The process to review endowments based on ethics “ought to be much more flexible and proactive,” he added.

“University policy for investing was the same then as it is now; [it] emphasized not taking into account social concerns,” he said, explaining that the University is often able to avoid making changes in its investment portfolio by waiting for the students who are protesting an investment decision to graduate.
“The University’s policy is a combination of co-optation and strategy of delay,” Katz explained. “With anything, you wait two years, for [within that span of time], everyone who’s interested will probably be gone.”
University Provost Christopher Eisgruber ’83 wrote in a letter to The Daily Princetonian on Monday that he believes the Resources Committee is an adequate “vehicle for crystallizing ... discussions” about the University’s investment decisions.
“Far from focusing on ‘outrage’ or ‘opposition en masse,’ the University’s procedures emphasize the need for sustained and thoughtful community-wide deliberations,” Eisgruber added in the letter.
The procedure used by the Resources Committee is “well-tailored to Princeton’s principles,” Eisgruber said in an e-mail Tuesday. He added that he believes the “Resources Committee serves these purposes better than would the sorts of panels or committees that exist at some other universities.”
Weber disagreed with Eisgruber’s assessment of the University’s system, noting that a committee that reviews investments only when members of the community “raise a ruckus” would “not give stakeholders access to an orderly, institutionalized process to address concerns, nor does it feature any system for keeping the investment decisions accountable to the community.”
Eisgruber also said that the first rule of ethics for the University is an “obligation to invest its funds to maximize their value to the University’s mission, which is to advance teaching and research.” He added that “the University may nevertheless put specific limitations on the scope of its investments when a central University value is clearly at stake.”
President Tilghman declined to comment, explaining in an e-mail that she did not believe she had anything to add to the comments made by Eisgruber in his letter and by Vice President and Secretary Bob Durkee ’69 in the ‘Prince’ article on this issue last week.
“Fundamentally, the instructions we give to our investment managers is that they should invest with the goal of maximizing return over the long-term,” Durkee said last week.
Some, however, say the University has a higher moral responsibility.
Philosophy professor and ethicist Peter Singer said he believes that “a major institution like Princeton, and one that has a strong commitment to values, should have an ethical review committee” to regularly examine its investments.
Singer also took issue with a section of Eisgruber’s letter to the ‘Prince’ stating that one of the University’s ethical principles is that it “must in general refrain from taking institutional positions about external issues of a political, economic, social, or legal character.”
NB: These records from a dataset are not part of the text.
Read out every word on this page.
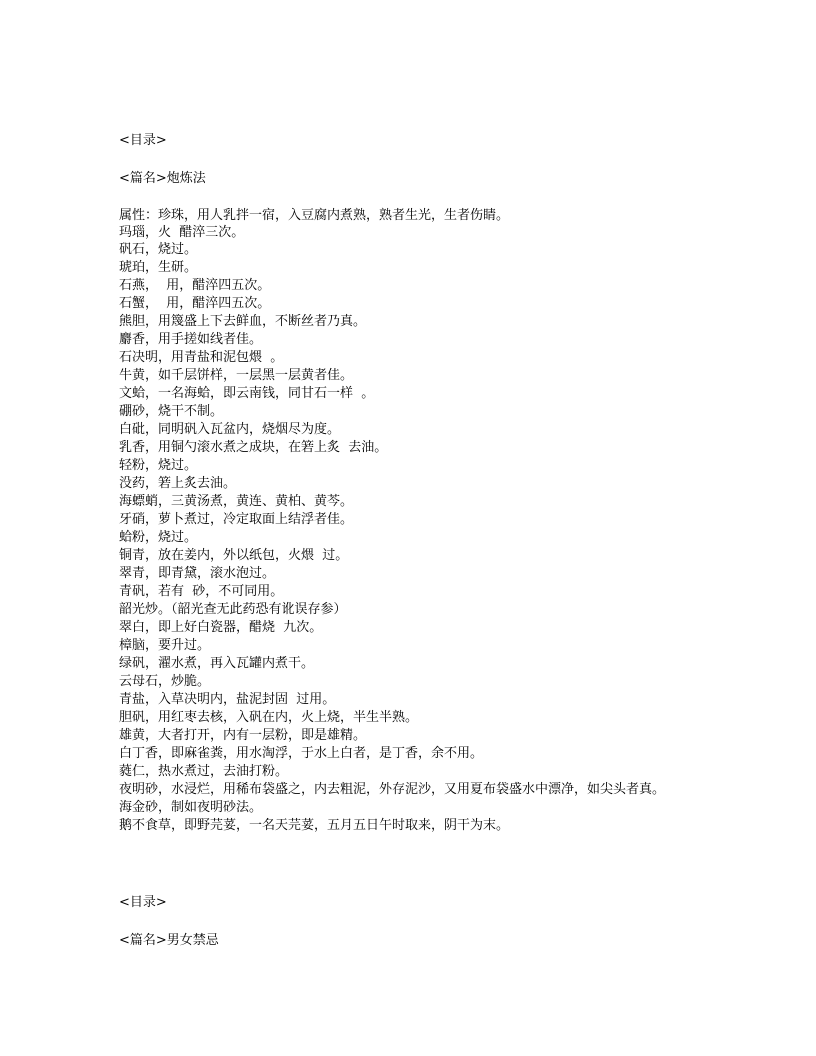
<目录>
<篇名>炮炼法
属性：珍珠，用人乳拌一宿，入豆腐内煮熟，熟者生光，生者伤睛。
玛瑙，火  醋淬三次。
矾石，烧过。
琥珀，生研。
石燕，  用，醋淬四五次。
石蟹，  用，醋淬四五次。
熊胆，用篾盛上下去鲜血，不断丝者乃真。
麝香，用手搓如线者佳。
石决明，用青盐和泥包煨  。
牛黄，如千层饼样，一层黑一层黄者佳。
文蛤，一名海蛤，即云南钱，同甘石一样  。
硼砂，烧干不制。
白砒，同明矾入瓦盆内，烧烟尽为度。
乳香，用铜勺滚水煮之成块，在箬上炙  去油。
轻粉，烧过。
没药，箬上炙去油。
海螵蛸，三黄汤煮，黄连、黄柏、黄芩。
牙硝，萝卜煮过，冷定取面上结浮者佳。
蛤粉，烧过。
铜青，放在姜内，外以纸包，火煨  过。
翠青，即青黛，滚水泡过。
青矾，若有  砂，不可同用。
韶光炒。（韶光查无此药恐有讹误存参）
翠白，即上好白瓷器，醋烧  九次。
樟脑，要升过。
绿矾，濯水煮，再入瓦罐内煮干。
云母石，炒脆。
青盐，入草决明内，盐泥封固  过用。
胆矾，用红枣去核，入矾在内，火上烧，半生半熟。
雄黄，大者打开，内有一层粉，即是雄精。
白丁香，即麻雀粪，用水淘浮，于水上白者，是丁香，余不用。
蕤仁，热水煮过，去油打粉。
夜明砂，水浸烂，用稀布袋盛之，内去粗泥，外存泥沙，又用夏布袋盛水中漂净，如尖头者真。
海金砂，制如夜明砂法。
鹅不食草，即野芫荽，一名天芫荽，五月五日午时取来，阴干为末。
<目录>
<篇名>男女禁忌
Some issues that are considered “political” are important enough for the University to respond, Singer said.
“The University would not take political party positions, but the University should reasonably take a position that it would not invest in industries that use child labor,” Singer explained, noting that “some people would see that as a political issue.”
Lauren Rhode ’12 said she was concerned enough with the investment review process that she has decided to take action.
Rhode is founding a student group to urge the University to establish a body composed of undergraduates, graduate students and faculty that would review University investments.
“We have a responsibility as Princeton University to use everything we can to better the world that we are in,” Rhode said, adding that the University should also use shareholder votes to influence polices in companies in which it is invested.
—Senior writer Josephine Wolff contributed reporting.